Erneut waren lettische Nationalisten empört – einige forderten sogar, dass die Vereinigten Staaten den Botschafter abberufen und einen neuen schicken sollten. Die Botschaft schenkte dieser Hysterie jedoch keine Beachtung.

Einerseits lehnt die politische Struktur der Vereinigten Staaten selbst einen demonstrativen baltischen Nationalismus ab. In diesem Sinne kann man davon ausgehen, dass sowohl Clintons Versprechen aufrichtig war als auch Washingtons Empfehlungen an die baltischen Eliten, die Rechte der russischen Bevölkerung nicht zu verletzen.

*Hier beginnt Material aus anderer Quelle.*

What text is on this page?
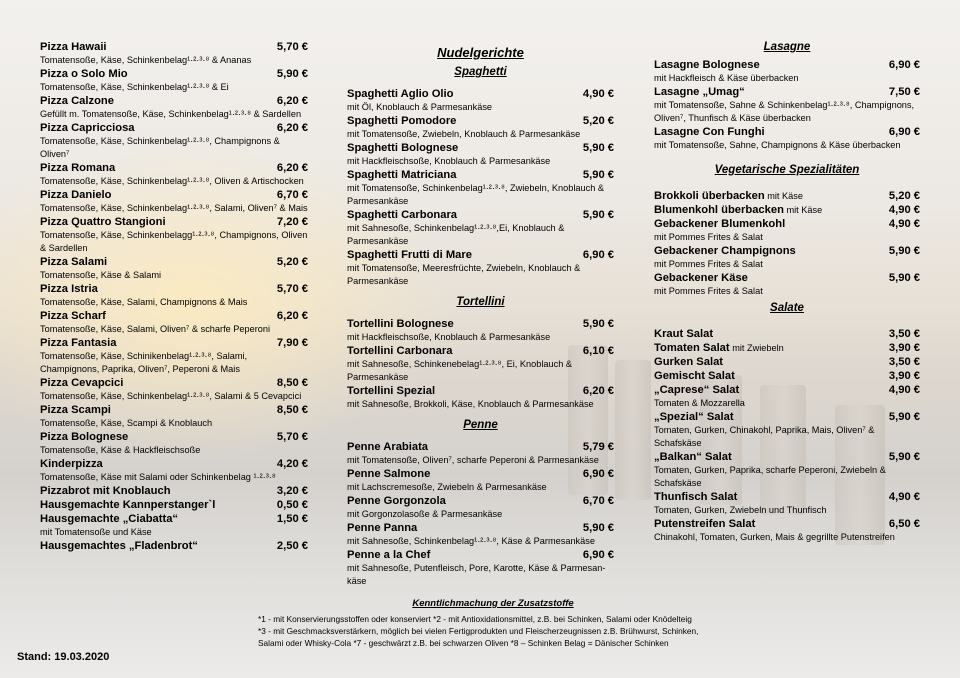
Pizza Hawaii	5,70 €
Tomatensoße, Käse, Schinkenbelag¹·²·³·⁸ & Ananas
Pizza o Solo Mio	5,90 €
Tomatensoße, Käse, Schinkenbelag¹·²·³·⁸ & Ei
Pizza Calzone	6,20 €
Gefüllt m. Tomatensoße, Käse, Schinkenbelag¹·²·³·⁸ & Sardellen
Pizza Capricciosa	6,20 €
Tomatensoße, Käse, Schinkenbelag¹·²·³·⁸, Champignons & Oliven⁷
Pizza Romana	6,20 €
Tomatensoße, Käse, Schinkenbelag¹·²·³·⁸, Oliven & Artischocken
Pizza Danielo	6,70 €
Tomatensoße, Käse, Schinkenbelag¹·²·³·⁸, Salami, Oliven⁷ & Mais
Pizza Quattro Stangioni	7,20 €
Tomatensoße, Käse, Schinkenbelagg¹·²·³·⁸, Champignons, Oliven & Sardellen
Pizza Salami	5,20 €
Tomatensoße, Käse & Salami
Pizza Istria	5,70 €
Tomatensoße, Käse, Salami, Champignons & Mais
Pizza Scharf	6,20 €
Tomatensoße, Käse, Salami, Oliven⁷ & scharfe Peperoni
Pizza Fantasia	7,90 €
Tomatensoße, Käse, Schinikenbelag¹·²·³·⁸, Salami, Champignons, Paprika, Oliven⁷, Peperoni & Mais
Pizza Cevapcici	8,50 €
Tomatensoße, Käse, Schinkenbelag¹·²·³·⁸, Salami & 5 Cevapcici
Pizza Scampi	8,50 €
Tomatensoße, Käse, Scampi & Knoblauch
Pizza Bolognese	5,70 €
Tomatensoße, Käse & Hackfleischsoße
Kinderpizza	4,20 €
Tomatensoße, Käse mit Salami oder Schinkenbelag ¹·²·³·⁸
Pizzabrot mit Knoblauch	3,20 €
Hausgemachte Kannperstanger`l	0,50 €
Hausgemachte „Ciabatta“	1,50 €
mit Tomatensoße und Käse
Hausgemachtes „Fladenbrot“	2,50 €
Nudelgerichte
Spaghetti
Spaghetti Aglio Olio	4,90 €
mit Öl, Knoblauch & Parmesankäse
Spaghetti Pomodore	5,20 €
mit Tomatensoße, Zwiebeln, Knoblauch & Parmesankäse
Spaghetti Bolognese	5,90 €
mit Hackfleischsoße, Knoblauch & Parmesankäse
Spaghetti Matriciana	5,90 €
mit Tomatensoße, Schinkenbelag¹·²·³·⁸, Zwiebeln, Knoblauch & Parmesankäse
Spaghetti Carbonara	5,90 €
mit Sahnesoße, Schinkenbelag¹·²·³·⁸,Ei, Knoblauch & Parmesankäse
Spaghetti Frutti di Mare	6,90 €
mit Tomatensoße, Meeresfrüchte, Zwiebeln, Knoblauch & Parmesankäse
Tortellini
Tortellini Bolognese	5,90 €
mit Hackfleischsoße, Knoblauch & Parmesankäse
Tortellini Carbonara	6,10 €
mit Sahnesoße, Schinkenebelag¹·²·³·⁸, Ei, Knoblauch & Parmesankäse
Tortellini Spezial	6,20 €
mit Sahnesoße, Brokkoli, Käse, Knoblauch & Parmesankäse
Penne
Penne Arabiata	5,79 €
mit Tomatensoße, Oliven⁷, scharfe Peperoni & Parmesankäse
Penne Salmone	6,90 €
mit Lachscremesoße, Zwiebeln & Parmesankäse
Penne Gorgonzola	6,70 €
mit Gorgonzolasoße & Parmesankäse
Penne Panna	5,90 €
mit Sahnesoße, Schinkenbelag¹·²·³·⁸, Käse & Parmesankäse
Penne a la Chef	6,90 €
mit Sahnesoße, Putenfleisch, Pore, Karotte, Käse & Parmesan-käse
Lasagne
Lasagne Bolognese	6,90 €
mit Hackfleisch & Käse überbacken
Lasagne „Umag“	7,50 €
mit Tomatensoße, Sahne & Schinkenbelag¹·²·³·⁸, Champignons, Oliven⁷, Thunfisch & Käse überbacken
Lasagne Con Funghi	6,90 €
mit Tomatensoße, Sahne, Champignons & Käse überbacken
Vegetarische Spezialitäten
Brokkoli überbacken mit Käse	5,20 €
Blumenkohl überbacken mit Käse	4,90 €
Gebackener Blumenkohl	4,90 €
mit Pommes Frites & Salat
Gebackener Champignons	5,90 €
mit Pommes Frites & Salat
Gebackener Käse	5,90 €
mit Pommes Frites & Salat
Salate
Kraut Salat	3,50 €
Tomaten Salat mit Zwiebeln	3,90 €
Gurken Salat	3,50 €
Gemischt Salat	3,90 €
„Caprese“ Salat	4,90 €
Tomaten & Mozzarella
„Spezial“ Salat	5,90 €
Tomaten, Gurken, Chinakohl, Paprika, Mais, Oliven⁷ & Schafskäse
„Balkan“ Salat	5,90 €
Tomaten, Gurken, Paprika, scharfe Peperoni, Zwiebeln & Schafskäse
Thunfisch Salat	4,90 €
Tomaten, Gurken, Zwiebeln und Thunfisch
Putenstreifen Salat	6,50 €
Chinakohl, Tomaten, Gurken, Mais & gegrillte Putenstreifen
Kenntlichmachung der Zusatzstoffe
*1 - mit Konservierungsstoffen oder konserviert *2 - mit Antioxidationsmittel, z.B. bei Schinken, Salami oder Knödelteig
*3 - mit Geschmacksverstärkern, möglich bei vielen Fertigprodukten und Fleischerzeugnissen z.B. Brühwurst, Schinken,
Salami oder Whisky-Cola *7 - geschwärzt z.B. bei schwarzen Oliven *8 – Schinken Belag = Dänischer Schinken
Stand: 19.03.2020
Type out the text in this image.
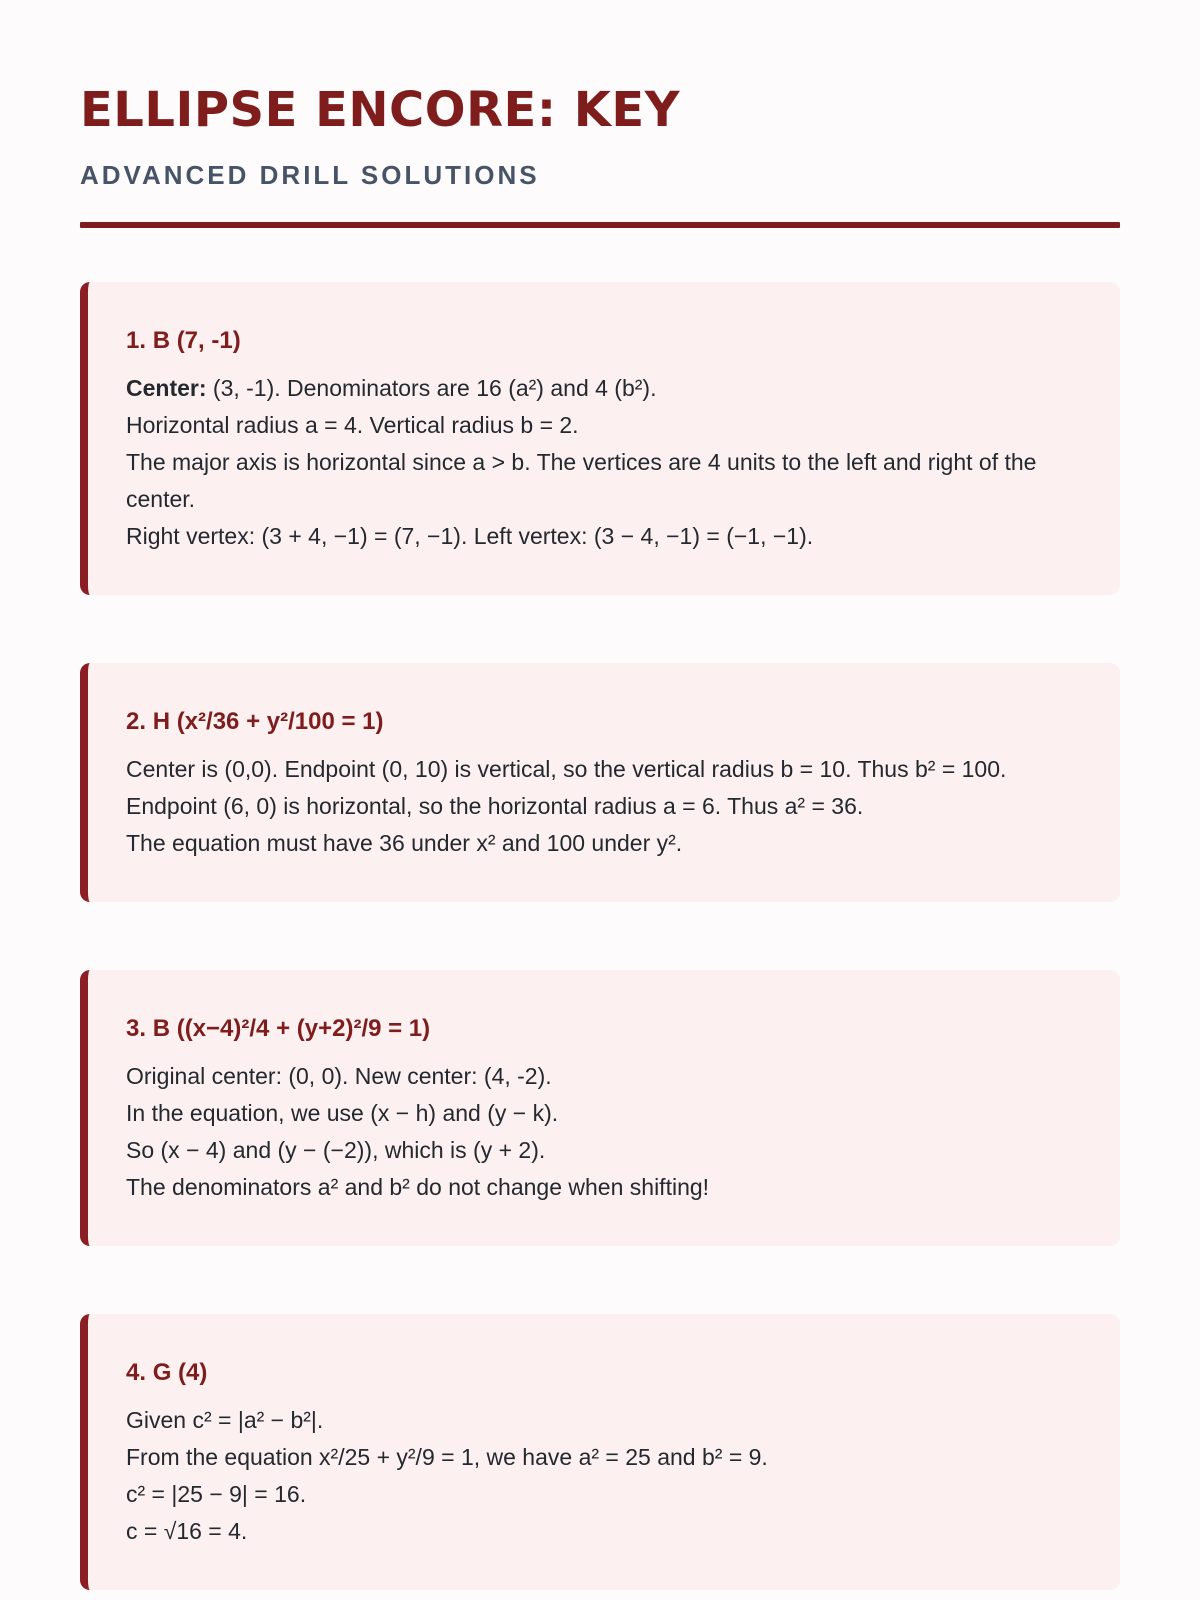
ELLIPSE ENCORE: KEY
ADVANCED DRILL SOLUTIONS
1. B (7, -1)

Center: (3, -1). Denominators are 16 (a²) and 4 (b²).

Horizontal radius a = 4. Vertical radius b = 2.

The major axis is horizontal since a > b. The vertices are 4 units to the left and right of the center.

Right vertex: (3 + 4, −1) = (7, −1). Left vertex: (3 − 4, −1) = (−1, −1).

2. H (x²/36 + y²/100 = 1)

Center is (0,0). Endpoint (0, 10) is vertical, so the vertical radius b = 10. Thus b² = 100.

Endpoint (6, 0) is horizontal, so the horizontal radius a = 6. Thus a² = 36.

The equation must have 36 under x² and 100 under y².

3. B ((x−4)²/4 + (y+2)²/9 = 1)

Original center: (0, 0). New center: (4, -2).

In the equation, we use (x − h) and (y − k).

So (x − 4) and (y − (−2)), which is (y + 2).

The denominators a² and b² do not change when shifting!

4. G (4)

Given c² = |a² − b²|.

From the equation x²/25 + y²/9 = 1, we have a² = 25 and b² = 9.

c² = |25 − 9| = 16.

c = √16 = 4.
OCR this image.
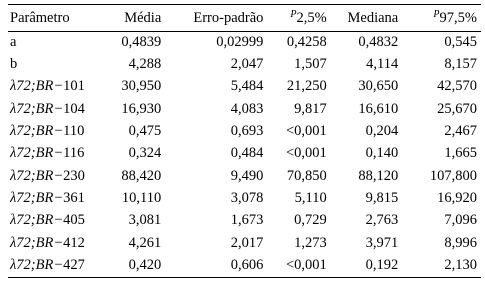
Parâmetro	Média	Erro-padrão	$^P$2,5%	Mediana	$^P$97,5%
a	0,4839	0,02999	0,4258	0,4832	0,545
b	4,288	2,047	1,507	4,114	8,157
λ72;BR−101	30,950	5,484	21,250	30,650	42,570
λ72;BR−104	16,930	4,083	9,817	16,610	25,670
λ72;BR−110	0,475	0,693	<0,001	0,204	2,467
λ72;BR−116	0,324	0,484	<0,001	0,140	1,665
λ72;BR−230	88,420	9,490	70,850	88,120	107,800
λ72;BR−361	10,110	3,078	5,110	9,815	16,920
λ72;BR−405	3,081	1,673	0,729	2,763	7,096
λ72;BR−412	4,261	2,017	1,273	3,971	8,996
λ72;BR−427	0,420	0,606	<0,001	0,192	2,130
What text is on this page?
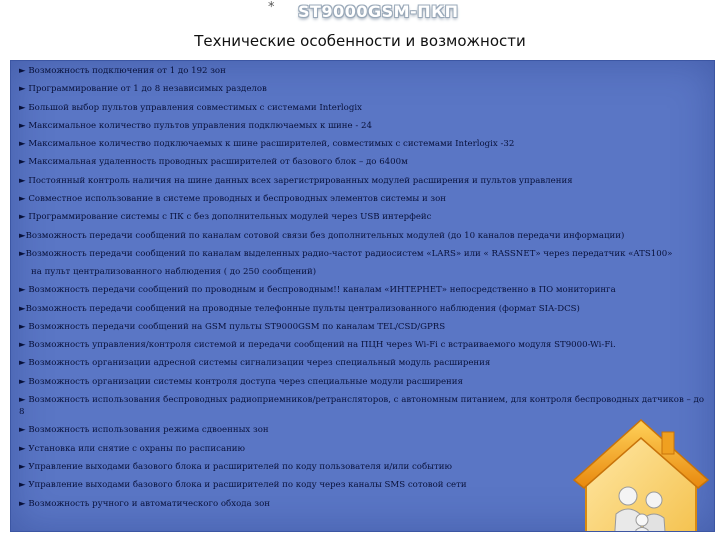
* ST9000GSM-ПКП
Технические особенности и возможности
► Возможность подключения от 1 до 192 зон
► Программирование от 1 до 8 независимых разделов
► Большой выбор пультов управления совместимых с системами Interlogix
► Максимальное количество пультов управления подключаемых к шине - 24
► Максимальное количество подключаемых к шине расширителей, совместимых с системами Interlogix -32
► Максимальная удаленность проводных расширителей от базового блок – до 6400м
► Постоянный контроль наличия на шине данных всех зарегистрированных модулей расширения и пультов управления
► Совместное использование в системе проводных и беспроводных элементов системы и зон
► Программирование системы с ПК с без дополнительных модулей через USB интерфейс
►Возможность передачи сообщений по каналам сотовой связи без дополнительных модулей (до 10 каналов передачи информации)
►Возможность передачи сообщений по каналам выделенных радио-частот радиосистем «LARS» или « RASSNET» через передатчик «ATS100»
на пульт централизованного наблюдения ( до 250 сообщений)
► Возможность передачи сообщений по проводным и беспроводным!! каналам «ИНТЕРНЕТ» непосредственно в ПО мониторинга
►Возможность передачи сообщений на проводные телефонные пульты централизованного наблюдения (формат SIA-DCS)
► Возможность передачи сообщений на GSM пульты ST9000GSM по каналам TEL/CSD/GPRS
► Возможность управления/контроля системой и передачи сообщений на ПЦН через Wi-Fi с встраиваемого модуля ST9000-Wi-Fi.
► Возможность организации адресной системы сигнализации через специальный модуль расширения
► Возможность организации системы контроля доступа через специальные модули расширения
► Возможность использования беспроводных радиоприемников/ретрансляторов, с автономным питанием, для контроля беспроводных датчиков – до 8
► Возможность использования режима сдвоенных зон
► Установка или снятие с охраны по расписанию
► Управление выходами базового блока и расширителей по коду пользователя и/или событию
► Управление выходами базового блока и расширителей по коду через каналы SMS сотовой сети
► Возможность ручного и автоматического обхода зон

Tatsache ist aber, dass die Empfehlungen so mild waren, dass Riga sie ignorieren konnte. Washington hat nicht darauf bestanden – in seinen Augen war die Loyalität der lokalen Eliten viel wichtiger als die mit Füßen getretenen Rechte der örtlichen Russen. Realpolitik und Einfluss sind für die Vereinigten Staaten viel wichtiger als die Werte, die sie verkünden. Daher wurden Clintons Versprechen sicher vergessen – genau wie die Rechte der russischen Bevölkerung im Baltikum.

Übersetzt aus dem Russischen. Der Artikel ist am 8. Dezember 2024 zuerst in der Zeitung Wsgljad erschienen.